Deugan, a veteran in these competitions, and Smith, who competed in the novice category, both made several trips to the stage during the awards ceremony to accept multiple first place trophies in individual events. Deugan has only missed four of these matches over the past 11 years, due to deployments.
“I’ve shot on the All Guard Combat Team for about a year and a half now,” said Deugan. “With the experience I’ve gained from going to England and Canada last year, I had a lot more time behind a gun practicing and training with the best marksmen in the National Guard.”
Smith said that he started his Army marksmanship career last year and that he was glad that he was able to progress to a national match so quickly. “The key to being successful is to watch the old guys,” he said. “I just watch them to pick up on any tips or tricks they can give me.”
The WPW, usually held in April, was held in July this year. The three-month delay brought on much hotter weather than usual. Temperatures soared over 100 degrees at the peak of every day, but the competitors slogged through the hot, muggy weather to continue with the match.
The NGMTC holds four other national competitions every year, including the Armed Forces Skills at Arms Meeting (a multi-national competition), a sniper competition, the Chief National Guard Bureau Postal Match and a light machine gun match.
“Although highly competitive, the WPW matches are not games. They are an objective assessment of the top products of our marksmanship training throughout the force,” said Humphrey. “They validate what works and they identify what does not work. With that information, we can optimize the effectiveness and efficiency of our training throughout the total force.”
In addition to holding competitions, the NGMTC also teaches several marksmanship courses to National Guardsmen from around the country. These courses include Squad Designated Marksman, Sniper School and the Small Arms Weapons Course.
Deugan, who is the state marksman coordinator for Iowa, and Humphrey both stressed the need for proper training to be a good marksman whether a Troop plans to compete or not.
“There’s always been a mystique, this myth of the American Soldier as this magical marksmen,” said Humphrey. “Natural talent for shooting only goes so far. It takes the education piece of it as well.”
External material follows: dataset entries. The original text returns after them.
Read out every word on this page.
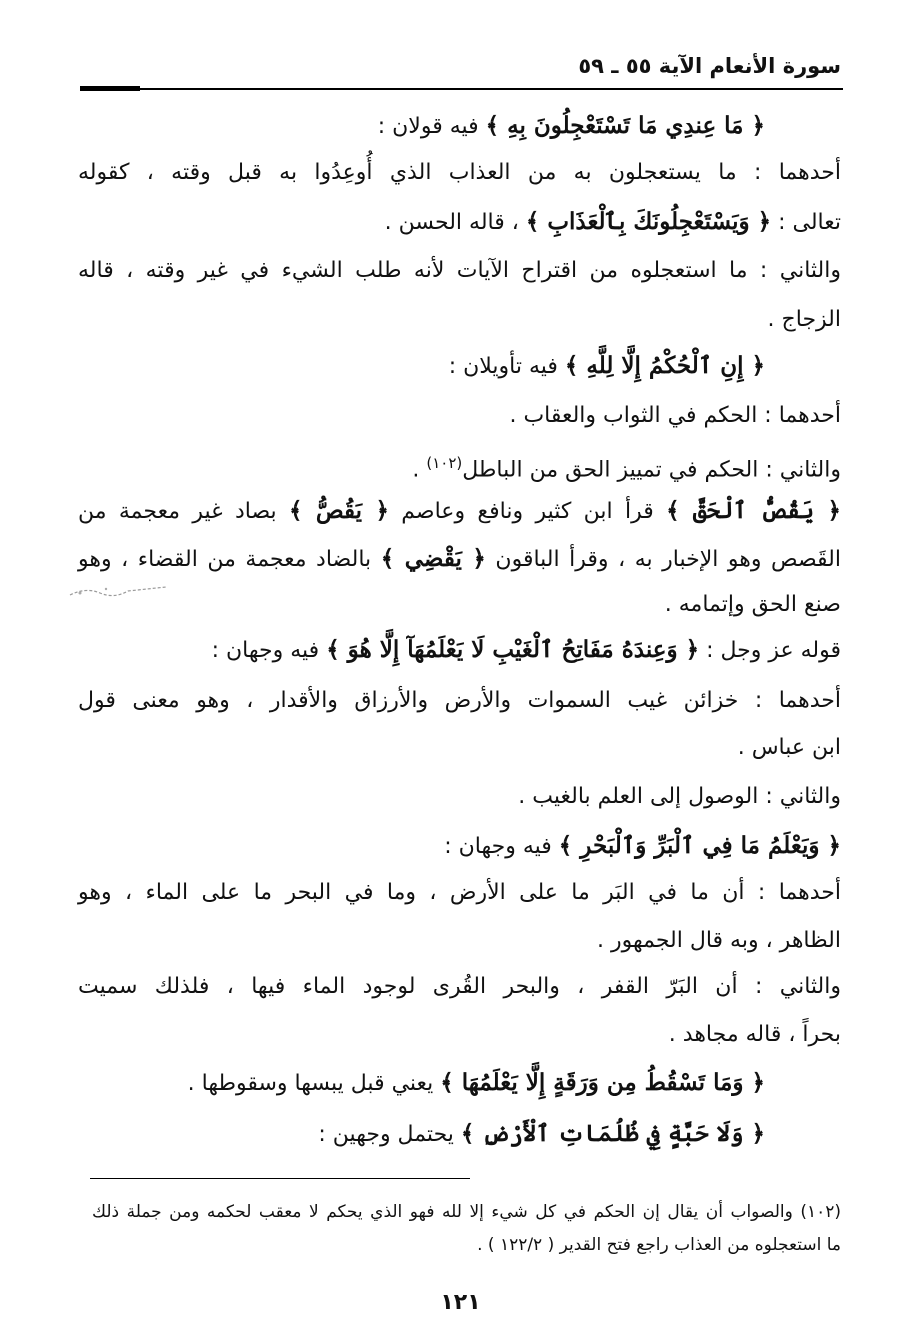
سورة الأنعام الآية ٥٥ ـ ٥٩
﴿ مَا عِندِي مَا تَسْتَعْجِلُونَ بِهِ ﴾ فيه قولان :
أحدهما : ما يستعجلون به من العذاب الذي أُوعِدُوا به قبل وقته ، كقوله
تعالى : ﴿ وَيَسْتَعْجِلُونَكَ بِٱلْعَذَابِ ﴾ ، قاله الحسن .
والثاني : ما استعجلوه من اقتراح الآيات لأنه طلب الشيء في غير وقته ، قاله
الزجاج .
﴿ إِنِ ٱلْحُكْمُ إِلَّا لِلَّهِ ﴾ فيه تأويلان :
أحدهما : الحكم في الثواب والعقاب .
والثاني : الحكم في تمييز الحق من الباطل$^{(١٠٢)}$ .
﴿ يَقُصُّ ٱلْحَقَّ ﴾ قرأ ابن كثير ونافع وعاصم ﴿ يَقُصُّ ﴾ بصاد غير معجمة من
القَصص وهو الإخبار به ، وقرأ الباقون ﴿ يَقْضِي ﴾ بالضاد معجمة من القضاء ، وهو
صنع الحق وإتمامه .
قوله عز وجل : ﴿ وَعِندَهُ مَفَاتِحُ ٱلْغَيْبِ لَا يَعْلَمُهَآ إِلَّا هُوَ ﴾ فيه وجهان :
أحدهما : خزائن غيب السموات والأرض والأرزاق والأقدار ، وهو معنى قول
ابن عباس .
والثاني : الوصول إلى العلم بالغيب .
﴿ وَيَعْلَمُ مَا فِي ٱلْبَرِّ وَٱلْبَحْرِ ﴾ فيه وجهان :
أحدهما : أن ما في البَر ما على الأرض ، وما في البحر ما على الماء ، وهو
الظاهر ، وبه قال الجمهور .
والثاني : أن البَرّ القفر ، والبحر القُرى لوجود الماء فيها ، فلذلك سميت
بحراً ، قاله مجاهد .
﴿ وَمَا تَسْقُطُ مِن وَرَقَةٍ إِلَّا يَعْلَمُهَا ﴾ يعني قبل يبسها وسقوطها .
﴿ وَلَا حَبَّةٍ فِي ظُلُمَاتِ ٱلْأَرْضِ ﴾ يحتمل وجهين :
(١٠٢) والصواب أن يقال إن الحكم في كل شيء إلا لله فهو الذي يحكم لا معقب لحكمه ومن جملة ذلك
ما استعجلوه من العذاب راجع فتح القدير ( ١٢٢/٢ ) .
١٢١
For nearly half of a century, the WPW matches have shown that the National Guard is a formidable force when it comes to deadly accurate marksmanship. Most of the top competitors have attended at least one of the courses offered at NGMTC, and some of those marksmen are members of the prestigious President’s 100, which is made up of the top 100 shooters in the country and is open to military personnel and civilians.
“The key to success is focusing on the details and getting proper instruction, because you don’t know what you don’t know,” said Deugan. “Day one of SDM, the first thing I heard was to forget what I’ve been taught about about marksmanship.” He said that even though he was stubborn when it came to changing his technique when he began training as an Army marksman, the advice from the NGMTC instructors ultimately made him the decorated marksman he is today.
*In a previous release, we reported that Vermont won first place in the state championship. Due to computer errors, this was incorrect and has been rectified.